Web crawlers	Popular crawler tools or services on the Internet. They are often used to capture any web page and extract content to meet user requirements. Scrapy, Pyspider, and Prerender are typical ones.
Website development and monitoring bots	Some companies use robots to provide services and help web developers monitor status of their sites. These bots can check the availability of links and domain names, connections and web page loading time for requests from different geographical locations, DNS resolution issues, and other functions.
Business analysis and marketing bots	A company offering business analysis and marketing services utilizes bots to evaluate website content, conduct audience and competitor analysis, support online advertising and marketing campaigns, and optimize website or web page rankings in search engine results.
News and social media bots	News and social media platforms allow users to browse hot news, share ideas, and interact with each other online. Many enterprises' marketing strategies include operating pages on these websites and interacting with consumers about products or services. Some companies use robots to collect data from these platforms for insights into media trends and products, enriching network experience.

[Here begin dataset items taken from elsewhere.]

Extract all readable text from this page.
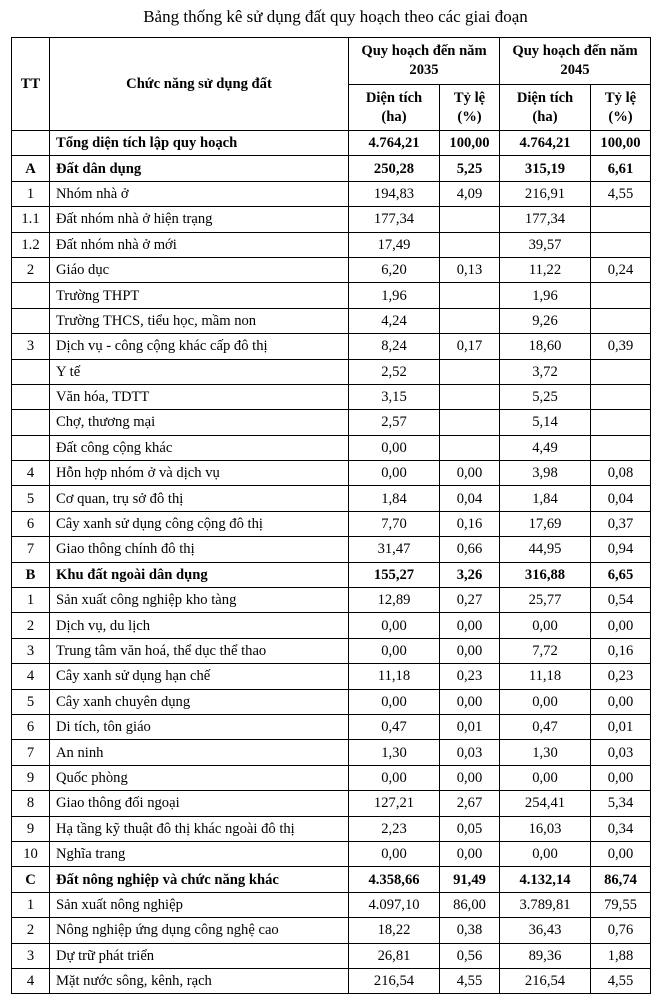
Bảng thống kê sử dụng đất quy hoạch theo các giai đoạn
TT	Chức năng sử dụng đất	Quy hoạch đến năm 2035		Quy hoạch đến năm 2045	
		Diện tích (ha)	Tỷ lệ (%)	Diện tích (ha)	Tỷ lệ (%)
	Tổng diện tích lập quy hoạch	4.764,21	100,00	4.764,21	100,00
A	Đất dân dụng	250,28	5,25	315,19	6,61
1	Nhóm nhà ở	194,83	4,09	216,91	4,55
1.1	Đất nhóm nhà ở hiện trạng	177,34		177,34	
1.2	Đất nhóm nhà ở mới	17,49		39,57	
2	Giáo dục	6,20	0,13	11,22	0,24
	Trường THPT	1,96		1,96	
	Trường THCS, tiểu học, mầm non	4,24		9,26	
3	Dịch vụ - công cộng khác cấp đô thị	8,24	0,17	18,60	0,39
	Y tế	2,52		3,72	
	Văn hóa, TDTT	3,15		5,25	
	Chợ, thương mại	2,57		5,14	
	Đất công cộng khác	0,00		4,49	
4	Hỗn hợp nhóm ở và dịch vụ	0,00	0,00	3,98	0,08
5	Cơ quan, trụ sở đô thị	1,84	0,04	1,84	0,04
6	Cây xanh sử dụng công cộng đô thị	7,70	0,16	17,69	0,37
7	Giao thông chính đô thị	31,47	0,66	44,95	0,94
B	Khu đất ngoài dân dụng	155,27	3,26	316,88	6,65
1	Sản xuất công nghiệp kho tàng	12,89	0,27	25,77	0,54
2	Dịch vụ, du lịch	0,00	0,00	0,00	0,00
3	Trung tâm văn hoá, thể dục thể thao	0,00	0,00	7,72	0,16
4	Cây xanh sử dụng hạn chế	11,18	0,23	11,18	0,23
5	Cây xanh chuyên dụng	0,00	0,00	0,00	0,00
6	Di tích, tôn giáo	0,47	0,01	0,47	0,01
7	An ninh	1,30	0,03	1,30	0,03
9	Quốc phòng	0,00	0,00	0,00	0,00
8	Giao thông đối ngoại	127,21	2,67	254,41	5,34
9	Hạ tầng kỹ thuật đô thị khác ngoài đô thị	2,23	0,05	16,03	0,34
10	Nghĩa trang	0,00	0,00	0,00	0,00
C	Đất nông nghiệp và chức năng khác	4.358,66	91,49	4.132,14	86,74
1	Sản xuất nông nghiệp	4.097,10	86,00	3.789,81	79,55
2	Nông nghiệp ứng dụng công nghệ cao	18,22	0,38	36,43	0,76
3	Dự trữ phát triển	26,81	0,56	89,36	1,88
4	Mặt nước sông, kênh, rạch	216,54	4,55	216,54	4,55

Screenshot bots	Some companies use bots to provide website screenshot services. It can take complete long-screen screenshots of online content such as posts on websites and social networks, news, and posts on forums and blogs.
Academic and research bots	Some universities and companies use bots to collect data from various websites for academic or research purposes, including reference search, semantic analysis, and specific types of search engines.
RSS feed reader	RSS uses the standard XML web feed format to publish content. Some Internet services use bots to aggregate information from RSS feeds.
Online archiver	Some organizations such as Wikipedia use bots to periodically crawl and archive valuable online information and content copies. These web archiving services are very similar to search engines, but the data provided is not up-to-date. They are mainly used for research.